Una ficción que ironiza el mundo de las leyes, escrita por un reconocido abogado de la ciudad
El gran actor británico Charles Laughton en "Testigo de cargo" (1957), de Billy Wilder.
“Nadie obtiene justicia. La gente solo tiene buena suerte o mala suerte”
Orson Welles
El aire acondicionado hacía un poco de ruido pero todos lo toleraban porque transformaba el tórrido exterior con 32 grados en un plácido microclima en el cual los trajes y los cuellos ajustados por la corbata no solo se volvían tolerables sino el mejor atuendo. Las mujeres que había en la sala también lucían un tailleur u otro abrigo liviano.
Con el imputado, su defensor, los fiscales y el operador de sala, sentados cada uno en su lugar, hizo su entrada teatral el juez de la causa, como si fuera el general que encabeza un ejército victorioso.
Romulo Vigliaco, italiano de nacimiento, naturalizado argentino, abogado egresado de una universidad privada, cincuentón, corte media americana, y de una presencia que hubiera pasado desapercibida si no hubiera sido quien presidía la audiencia. Precisamente esa había sido su gran virtud a la hora de someterse su pliego al aval parlamentario necesario para ungir a cualquier juez.
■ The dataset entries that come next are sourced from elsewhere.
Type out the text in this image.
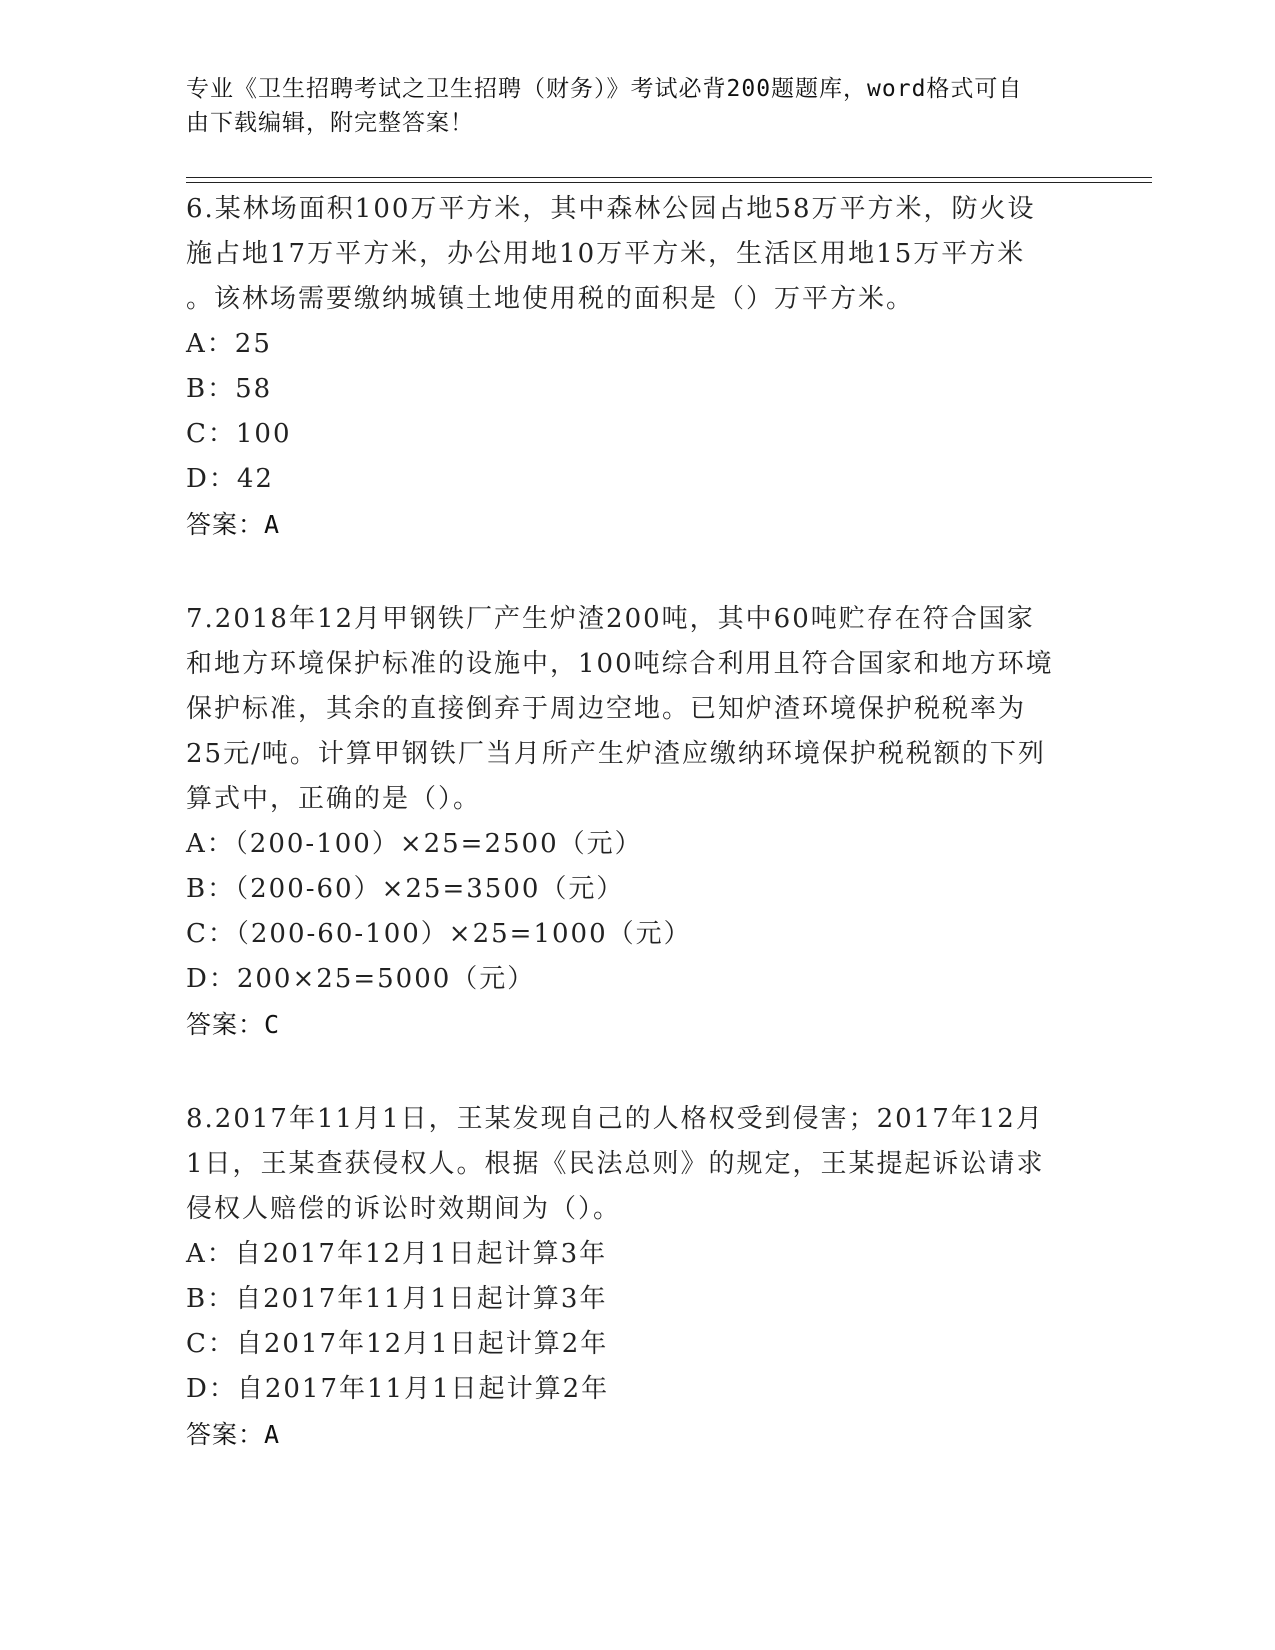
专业《卫生招聘考试之卫生招聘（财务）》考试必背200题题库，word格式可自
由下载编辑，附完整答案！
6.某林场面积100万平方米，其中森林公园占地58万平方米，防火设
施占地17万平方米，办公用地10万平方米，生活区用地15万平方米
。该林场需要缴纳城镇土地使用税的面积是（）万平方米。
A：25
B：58
C：100
D：42
答案：A
7.2018年12月甲钢铁厂产生炉渣200吨，其中60吨贮存在符合国家
和地方环境保护标准的设施中，100吨综合利用且符合国家和地方环境
保护标准，其余的直接倒弃于周边空地。已知炉渣环境保护税税率为
25元/吨。计算甲钢铁厂当月所产生炉渣应缴纳环境保护税税额的下列
算式中，正确的是（）。
A：（200-100）×25=2500（元）
B：（200-60）×25=3500（元）
C：（200-60-100）×25=1000（元）
D：200×25=5000（元）
答案：C
8.2017年11月1日，王某发现自己的人格权受到侵害；2017年12月
1日，王某查获侵权人。根据《民法总则》的规定，王某提起诉讼请求
侵权人赔偿的诉讼时效期间为（）。
A：自2017年12月1日起计算3年
B：自2017年11月1日起计算3年
C：自2017年12月1日起计算2年
D：自2017年11月1日起计算2年
答案：A
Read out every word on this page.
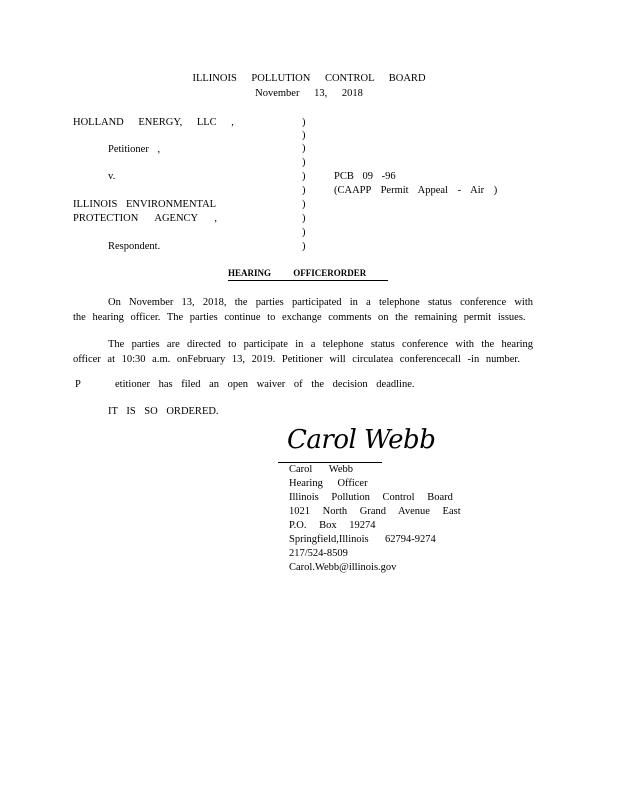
ILLINOIS POLLUTION CONTROL BOARD
November 13, 2018
HOLLAND ENERGY, LLC ,
Petitioner ,
v.
ILLINOIS ENVIRONMENTAL
PROTECTION AGENCY ,
Respondent.
)
)
)
)
)
)
)
)
)
)
PCB 09 -96
(CAAPP Permit Appeal - Air )
HEARING OFFICERORDER
On November 13, 2018, the parties participated in a telephone status conference with the hearing officer. The parties continue to exchange comments on the remaining permit issues.
The parties are directed to participate in a telephone status conference with the hearing officer at 10:30 a.m. onFebruary 13, 2019. Petitioner will circulatea conferencecall -in number.
P	etitioner has filed an open waiver of the decision deadline.
IT IS SO ORDERED.
Carol Webb
Carol Webb
Hearing Officer
Illinois Pollution Control Board
1021 North Grand Avenue East
P.O. Box 19274
Springfield,Illinois 62794-9274
217/524-8509
Carol.Webb@illinois.gov
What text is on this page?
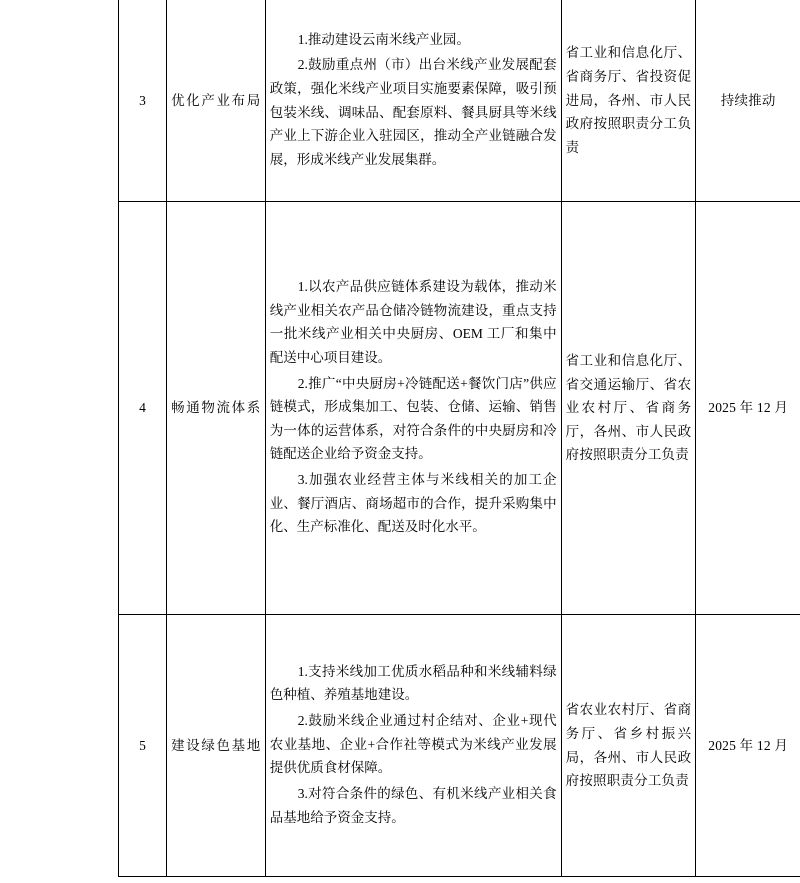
3	优化产业布局	1.推动建设云南米线产业园。

2.鼓励重点州（市）出台米线产业发展配套政策，强化米线产业项目实施要素保障，吸引预包装米线、调味品、配套原料、餐具厨具等米线产业上下游企业入驻园区，推动全产业链融合发展，形成米线产业发展集群。	省工业和信息化厅、省商务厅、省投资促进局，各州、市人民政府按照职责分工负责	持续推动
4	畅通物流体系	1.以农产品供应链体系建设为载体，推动米线产业相关农产品仓储冷链物流建设，重点支持一批米线产业相关中央厨房、OEM 工厂和集中配送中心项目建设。

2.推广“中央厨房+冷链配送+餐饮门店”供应链模式，形成集加工、包装、仓储、运输、销售为一体的运营体系，对符合条件的中央厨房和冷链配送企业给予资金支持。

3.加强农业经营主体与米线相关的加工企业、餐厅酒店、商场超市的合作，提升采购集中化、生产标准化、配送及时化水平。	省工业和信息化厅、省交通运输厅、省农业农村厅、省商务厅，各州、市人民政府按照职责分工负责	2025 年 12 月
5	建设绿色基地	1.支持米线加工优质水稻品种和米线辅料绿色种植、养殖基地建设。

2.鼓励米线企业通过村企结对、企业+现代农业基地、企业+合作社等模式为米线产业发展提供优质食材保障。

3.对符合条件的绿色、有机米线产业相关食品基地给予资金支持。	省农业农村厅、省商务厅、省乡村振兴局，各州、市人民政府按照职责分工负责	2025 年 12 月
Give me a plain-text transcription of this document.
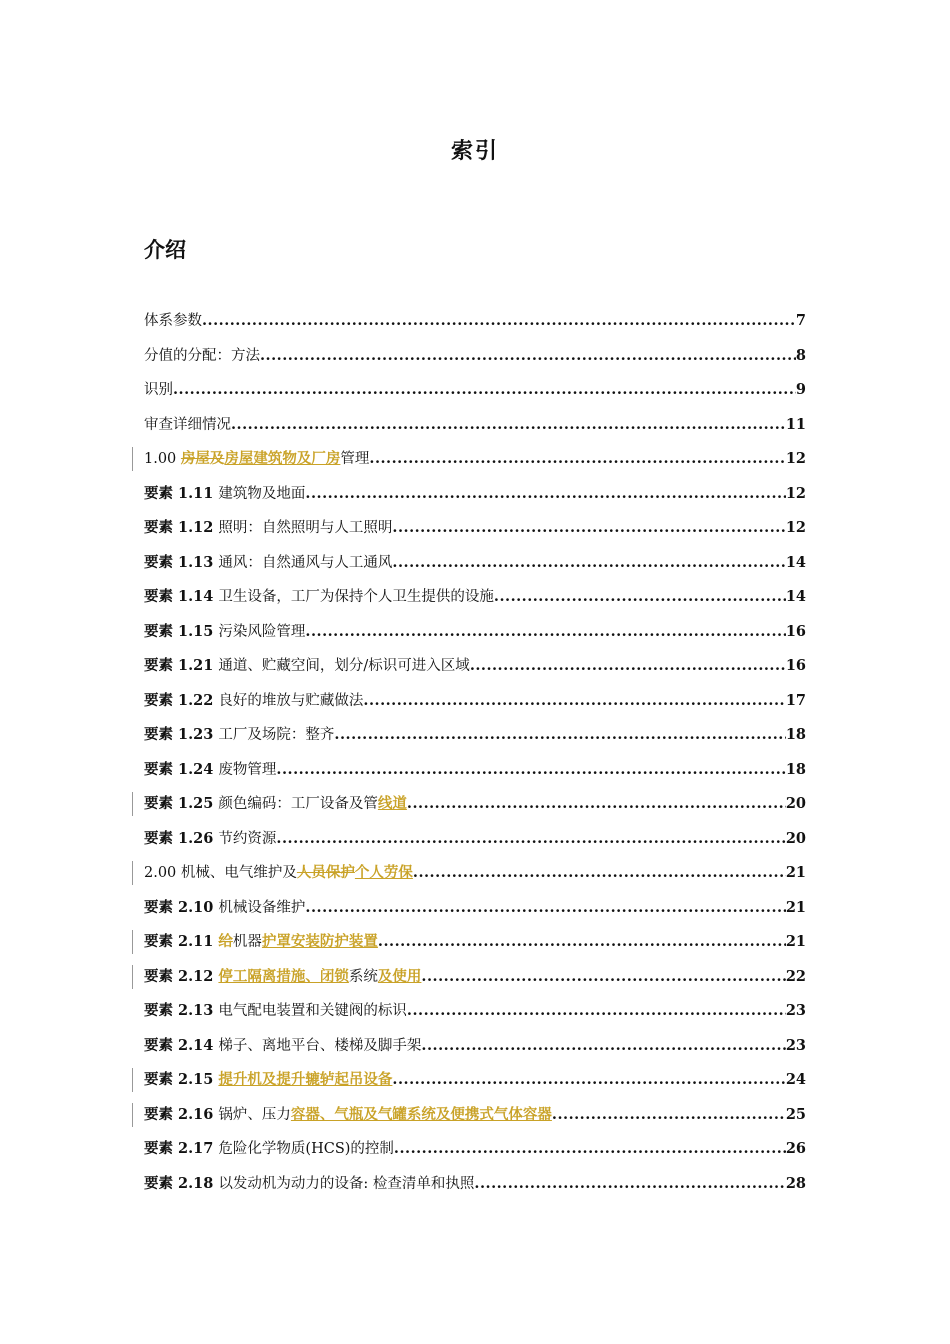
索引
介绍
体系参数 .....	7
分值的分配：方法 .....	8
识别 .....	9
审查详细情况 .....	11
1.00 房屋及房屋建筑物及厂房管理 .....	12
要素 1.11 建筑物及地面 .....	12
要素 1.12 照明：自然照明与人工照明 .....	12
要素 1.13 通风：自然通风与人工通风 .....	14
要素 1.14 卫生设备，工厂为保持个人卫生提供的设施 .....	14
要素 1.15 污染风险管理 .....	16
要素 1.21 通道、贮藏空间，划分/标识可进入区域 .....	16
要素 1.22 良好的堆放与贮藏做法 .....	17
要素 1.23 工厂及场院：整齐 .....	18
要素 1.24 废物管理 .....	18
要素 1.25 颜色编码：工厂设备及管线道 .....	20
要素 1.26 节约资源 .....	20
2.00 机械、电气维护及人员保护个人劳保 .....	21
要素 2.10 机械设备维护 .....	21
要素 2.11 给机器护罩安装防护装置 .....	21
要素 2.12 停工隔离措施、闭锁系统及使用 .....	22
要素 2.13 电气配电装置和关键阀的标识 .....	23
要素 2.14 梯子、离地平台、楼梯及脚手架 .....	23
要素 2.15 提升机及提升辘轳起吊设备 .....	24
要素 2.16 锅炉、压力容器、气瓶及气罐系统及便携式气体容器 .....	25
要素 2.17 危险化学物质(HCS)的控制 .....	26
要素 2.18 以发动机为动力的设备: 检查清单和执照 .....	28
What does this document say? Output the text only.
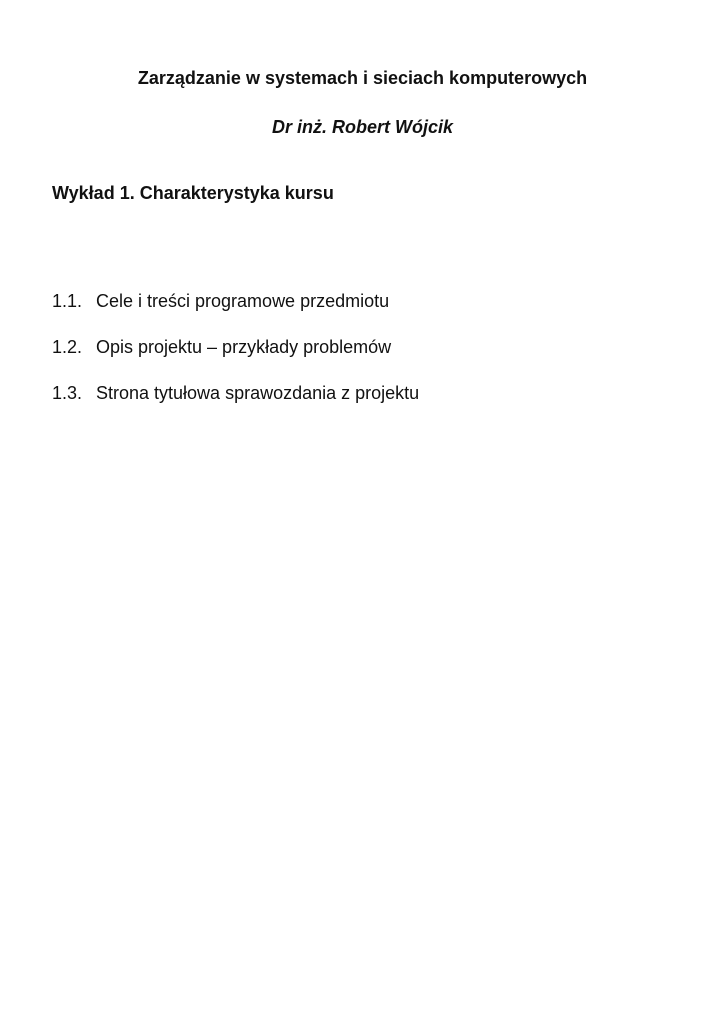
Zarządzanie w systemach i sieciach komputerowych

Dr inż. Robert Wójcik

Wykład 1. Charakterystyka kursu
1.1. Cele i treści programowe przedmiotu
1.2. Opis projektu – przykłady problemów
1.3. Strona tytułowa sprawozdania z projektu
En el ámbito judicial donde se desempeñaba nadie confiaba en él, nadie. Los abogados trataban de no cruzarlo y los empleados lo esquivaban todo cuanto podían. Romulo había querido ser jugador de futbol profesional, pero la redonda no era lo suyo. Solía ensayar una explicación en la que amalgamaba mala suerte, cuestiones personales serias y haber sido víctima de la “mafia del fútbol”. Su unción como juez había sido la culminación de un proceso de degradación y pauperización del Poder Judicial. Vigliaco era lo que se conoce como un punitivista puro, un antigarantista, en el mundo del Derecho Penal, y un “cuadrado, botón y cagón” en el lenguaje vulgar que usaban legos y no legos en el Tribunal.
La audiencia empezaba con más de veinte minutos de retraso.
El juez comenzó:
-La audiencia la solicitó la Fiscalía, así que…
-La audiencia no fue pedida por la Fiscalía -interrumpió el fiscal.
-¿El imputado se encuentra presente? -retomó Vigliaco.
-Sí, señor juez... soy yo -terció el reo, todavía esposado.
-Diga su nombre.
-Elber Galarga.
-Bien señor Galarga, ¿le leyeron sus derechos?
-No, señor juez.
-¿Habló con sus abogados defensores?
-No señor juez.
-Bueno, vamos al grano, sin distraernos con tonterías... Está imputado por pasar un semáforo en pleno centro de la ciudad. ¿Pasó el semáforo?
-Sí, señor juez, pasé el semáforo, pero estaba en verde.
-¿Cómo?
-Pasé un semáforo en verde.
-Bueno, pero pasó el semáforo, como dice la Fiscalía.
-Pero Su Señoría, se supone que usted está aquí para garantizar mis derechos, no para avalar cualquier cosa de la Fiscalía…
-No sea insolente porque lo voy a acusar de desacato.
-Señor juez, el desacato se derogó en Argentina hace más de treinta años -dijo el defensor, orgulloso de su conocimiento infinito.
-Y además, señor juez, yo pasé el semáforo que estaba en verde, y lo pasé a pie –comentó el acusado.
-Entonces es cómplice del conductor del auto que lo atropelló -retrucó rápido Su Señoría.
-Pero señor juez, si el que manejaba el auto era usted…
-Como sea, voy a decretar su prisión preventiva.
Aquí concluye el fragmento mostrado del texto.